Depois das apresentações iam todos pra porta lá de casa, os meninos e meninas ganhavam refrigerantes e pão com fiambre e queijo. O trio de sanfoneiro, zabumbeiro e tocador de triângulo, de cedo, já havia se iniciado a beber aguardente. Dali por diante teriam a escolher entre quentão, licor, e vinho de jurubeba. A cada hora de sanfona, um intervalo era anunciado, no próprio instrumento o desavergonhado refrão: “o tocador quer beber!” Pra tira-gosto carne de bode assada, guisado de galinha de capoeira, peru e guiné, ovo de codorna, torresmo, tripa e carne de porco. Dava pra se ouvir o burburinho por cima das casas, vindo lá da Rua de São Pedro, o pipocar dos fogos e o clarão do fogaréu. Seu Carlito organizava diversos folguedos na comunidade, pau de sebo, corrida atrás do bacurinho. E o tradicional quebra pote. Se acaso um dos fogos falhava, os meninos desmanchavam o artifício, e com um tição de lenha tacava fogo no trilho de pólvora. A isso apelidavam de bufa de véia. Mamãe falava pra gente evitar se expor ao cheiro de pólvora queimada. Pois provocava “barriga inchada” o que nos causava flatulências mal cheirosas.
A fogueira está queimando
Em homenagem a São João
O forró já começou
Vamos gente arrasta o pé neste salão...
A garota passava a noite de São João, soltando fogos, brincando em torno da fogueira, tomando refrigerante, comendo milho, assado na fogueira, milho cozido tirado na panela ainda no fogo. Pamonha deliciosamente enrolada na palha de milho verde, e canjica que num lugar distante chamavam de polenta. Pipoca boiava no tacho, essa a gente comia o ano inteiro. Os meninos pediam as mães pra coser uns remendos nos fundilhos da calça. Pintavam um bigode a lápis. As moças em lindos vestidos cheios de babados faziam franjas e tranças no cabelo. Providenciavam uma bacia dágua pra fazer adivinhação. Davam-se as mãos e saltavam a fogueira firmando compromisso: “São Pedro disse! Santo Antonio confirmou! Vamos ser comadres que São João mandou!” Mamãe dizia pra gente não se aproximar muito do fogo se não iríamos acabar urinando na cama. E pra ter certeza que íamos obedecer, ameaçava dizer quem mijou na cama no ano que passou. Ninguém queira ser motivo de chacota pro resto do ano, obedecíamos. Só enquanto mamãe estivesse a vista.

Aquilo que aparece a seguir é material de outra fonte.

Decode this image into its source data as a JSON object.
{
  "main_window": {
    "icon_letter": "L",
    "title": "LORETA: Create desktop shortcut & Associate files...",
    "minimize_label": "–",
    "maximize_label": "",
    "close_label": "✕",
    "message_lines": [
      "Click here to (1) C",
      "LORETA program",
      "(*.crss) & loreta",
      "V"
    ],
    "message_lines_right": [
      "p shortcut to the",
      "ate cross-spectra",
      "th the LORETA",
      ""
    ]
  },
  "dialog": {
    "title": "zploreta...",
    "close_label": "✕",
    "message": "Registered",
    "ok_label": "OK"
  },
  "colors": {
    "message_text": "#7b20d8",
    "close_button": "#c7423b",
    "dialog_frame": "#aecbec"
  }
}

Aí que saudade que eu tenho
Das noites de São João
Das noites tão brasileiras da fogueira
Sob o luar do sertão
Meninos brincados de roda...
A promessa de meu pai, de um São João diferente, foi muito antes de tudo isso. Nem eu, nem meus irmãos tínhamos ainda nascido. Recém-casados, moravam na Camoxinga por trás da Usina de Beneficiar Algodão. Enquanto os vizinhos faziam preparativos pra noite festiva do santinho batista, o jovem casal botou roupas de festa. Fechou as portas e foram passar a noite de São João na roça. De canoa atravessaram o rio Ipanema. Na boléia dum caminhão chegaram até a estrada que dava acesso ao sítio Gavião. Caminhariam cerca de uma hora a pé. De tardezinha chegariam à casa de comadre Maria e compadre Antonio, padrinhos de casamento. À noite, os quatro, ao pé da fogueira. Sacudiam conversa as estrelas, que lhes devolviam sorrindo. Também eles sorriam. Sorrisos molhados de quentão. E sonhavam, e como sonhavam.